Aku beranikan diri melihat matanya yang sedari tadi mengeluarkan tangisannya
"Sayang, aku sangat menyayangimu. Semua yang ada pada dirimu aku menyukainya. Kau yang selalu buat aku tertawa, menangis, kesal, menunggu. Dan kau yang selalu ajarkan aku mengerti, mendengar, memaafkan. Sayang aku hanya manusia biasa yang ingin semua harapnya bisa terwujud. Terlebih jika yang mewujudkannya itu adalah orang yang paling aku sayangi. Aku tahu Tuhan selalu punya cara agar makhluknya mengerti dan memaafkan. Aku percaya bahwa Tuhan selalu punyai "waktu" agar makhluknya bisa mewujudkan impiannya. Sayang aku belajar tuk bisa memaafkanmu jika kau sudah menyerah tuk menepati semua janjimu. Karna aku percaya, kau selalu tahu kapan kau harus melangkah dan kapan kau harus tinggal. Sayang kau adalah segalanya bagiku. Jika kau meminta aku kan menepatinya. Karna aku tahu Tuhan ciptakan kau hanya untukku, dan aku percaya Tuhan kan berikan alasannya jika Ia ingin memilikimu kembali"
"Aku selalu tahu kau selalu punya alasan tuk menerima. Aku menyangimu Ra"
Tak tahan lagi, aku pelukmu erat, lepaskan semua sakit ini. Ya Tuhan, aku menyayanginya. Tak berapa lama, Tuhan berikan jalan padanya untuk bahagia.
Tangisku pecah dalam ruangan. Keras, semakin keras. Ku peluk tubuhnya yang hangat yang perlahan menjadi dingin. Kaku. Ia tidur tenang seolah semua sudah ia ketahui. Dan aku, hanya bisa menangis. Meratapi kepergiannya. Ya Tuhan apa aku bisa lewati ini semua.

Setelah rangkaian pengurusan jenazah selesai. Ini adalah waktu yang aku takuti. Mengantarkannya menuju peristirahatan terakhir, yang dingin dan gelap. Iring iringan jenazah keras menyebut kalimat tahlil. Ya Tuhan kuatkan aku.
Memasuki taman pemakaman. Berjejer "ruang tidur". Dan ia akan tidur dan menjadi penghuni tempat ini.

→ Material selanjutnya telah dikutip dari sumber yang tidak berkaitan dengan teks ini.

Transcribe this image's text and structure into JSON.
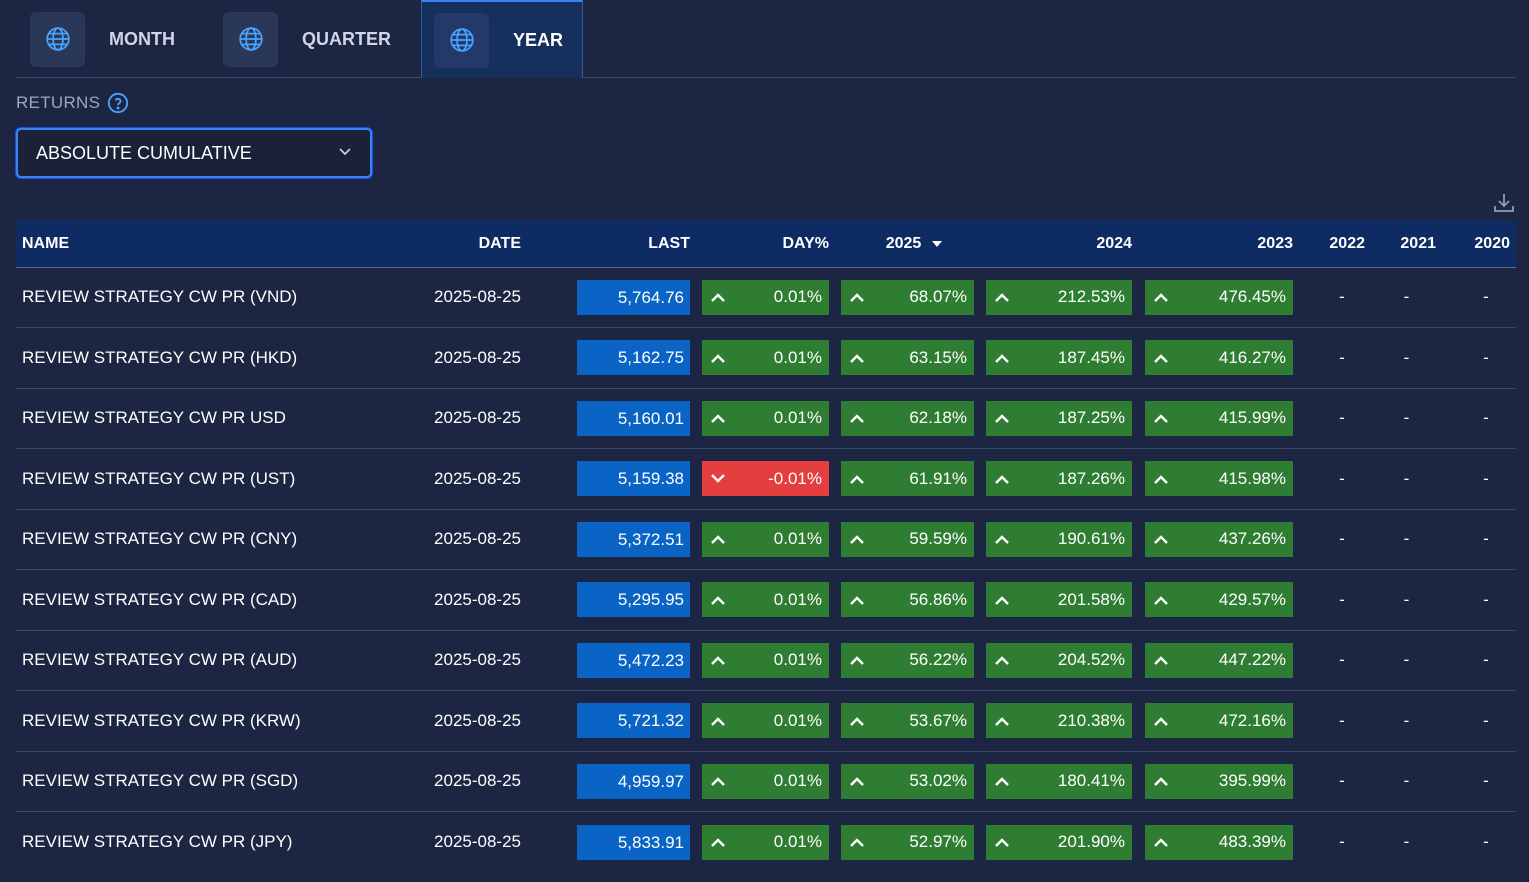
{
  "tabs": [
    {
      "label": "MONTH",
      "active": false,
      "icon": "globe-icon"
    },
    {
      "label": "QUARTER",
      "active": false,
      "icon": "globe-icon"
    },
    {
      "label": "YEAR",
      "active": true,
      "icon": "globe-icon"
    }
  ],
  "returns": {
    "label": "RETURNS",
    "help_icon": "help-circle-icon",
    "select_value": "ABSOLUTE CUMULATIVE"
  },
  "download_icon": "download-icon",
  "colors": {
    "positive": "#2e7d32",
    "negative": "#e53e3e",
    "last": "#0a64c5",
    "header": "#0f2b64",
    "background": "#1c2541"
  },
  "table": {
    "headers": {
      "name": "NAME",
      "date": "DATE",
      "last": "LAST",
      "day": "DAY%",
      "y2025": "2025",
      "y2024": "2024",
      "y2023": "2023",
      "y2022": "2022",
      "y2021": "2021",
      "y2020": "2020"
    },
    "sorted_column": "2025",
    "rows": [
      {
        "name": "REVIEW STRATEGY CW PR (VND)",
        "date": "2025-08-25",
        "last": "5,764.76",
        "day": "0.01%",
        "y2025": "68.07%",
        "y2024": "212.53%",
        "y2023": "476.45%",
        "y2022": "-",
        "y2021": "-",
        "y2020": "-"
      },
      {
        "name": "REVIEW STRATEGY CW PR (HKD)",
        "date": "2025-08-25",
        "last": "5,162.75",
        "day": "0.01%",
        "y2025": "63.15%",
        "y2024": "187.45%",
        "y2023": "416.27%",
        "y2022": "-",
        "y2021": "-",
        "y2020": "-"
      },
      {
        "name": "REVIEW STRATEGY CW PR USD",
        "date": "2025-08-25",
        "last": "5,160.01",
        "day": "0.01%",
        "y2025": "62.18%",
        "y2024": "187.25%",
        "y2023": "415.99%",
        "y2022": "-",
        "y2021": "-",
        "y2020": "-"
      },
      {
        "name": "REVIEW STRATEGY CW PR (UST)",
        "date": "2025-08-25",
        "last": "5,159.38",
        "day": "-0.01%",
        "y2025": "61.91%",
        "y2024": "187.26%",
        "y2023": "415.98%",
        "y2022": "-",
        "y2021": "-",
        "y2020": "-"
      },
      {
        "name": "REVIEW STRATEGY CW PR (CNY)",
        "date": "2025-08-25",
        "last": "5,372.51",
        "day": "0.01%",
        "y2025": "59.59%",
        "y2024": "190.61%",
        "y2023": "437.26%",
        "y2022": "-",
        "y2021": "-",
        "y2020": "-"
      },
      {
        "name": "REVIEW STRATEGY CW PR (CAD)",
        "date": "2025-08-25",
        "last": "5,295.95",
        "day": "0.01%",
        "y2025": "56.86%",
        "y2024": "201.58%",
        "y2023": "429.57%",
        "y2022": "-",
        "y2021": "-",
        "y2020": "-"
      },
      {
        "name": "REVIEW STRATEGY CW PR (AUD)",
        "date": "2025-08-25",
        "last": "5,472.23",
        "day": "0.01%",
        "y2025": "56.22%",
        "y2024": "204.52%",
        "y2023": "447.22%",
        "y2022": "-",
        "y2021": "-",
        "y2020": "-"
      },
      {
        "name": "REVIEW STRATEGY CW PR (KRW)",
        "date": "2025-08-25",
        "last": "5,721.32",
        "day": "0.01%",
        "y2025": "53.67%",
        "y2024": "210.38%",
        "y2023": "472.16%",
        "y2022": "-",
        "y2021": "-",
        "y2020": "-"
      },
      {
        "name": "REVIEW STRATEGY CW PR (SGD)",
        "date": "2025-08-25",
        "last": "4,959.97",
        "day": "0.01%",
        "y2025": "53.02%",
        "y2024": "180.41%",
        "y2023": "395.99%",
        "y2022": "-",
        "y2021": "-",
        "y2020": "-"
      },
      {
        "name": "REVIEW STRATEGY CW PR (JPY)",
        "date": "2025-08-25",
        "last": "5,833.91",
        "day": "0.01%",
        "y2025": "52.97%",
        "y2024": "201.90%",
        "y2023": "483.39%",
        "y2022": "-",
        "y2021": "-",
        "y2020": "-"
      }
    ]
  }
}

Tubuhnya mulai diangkat menuju tempat yang sebenarnya. Perlahan tanah mulai mengubur tubuhnya. Semakin lama semakin menggunung tanah itu selimuti tubuhnya. Doa sebagai penutup menghantarkannya menuju dekapan-Nya.
Didepan nisannya lagi lagi ku menangis, menatapnya. Kini tak ada lagi dirinya yang akan memelukku, beri ku kejutan, beri ku kecupan manis dikeningku. Tak ada lagi yang membuatku menangis, membuatku kesal, membuatku tersenyum. Tak ada lagi yang akan membuatku menunggu, mengajarkanku tuk mengerti. Memaksaku tuk bersabar. Tapi ia akan selalu membuatku merindu. Selalu.

Sekarang aku mengerti mengapa malam itu aku sangat merindukanmu dan menginginkanmu tuk ada disampingku, sekarang aku mengerti sayang. Sayang maafkan aku yang tak pernah bisa mengertimu, aku harap kau kan selalu mengerti akan rindu ini sayang. Kasihku, rinduku, selalu dalam doa yang kuhantarkan untukmu dan semoga aku akan tetap menjadi bagian dari hidupmu yang kekal kelak. Selamat beristirahat sayang, rinduku akan membawaku dalam doa untukmu.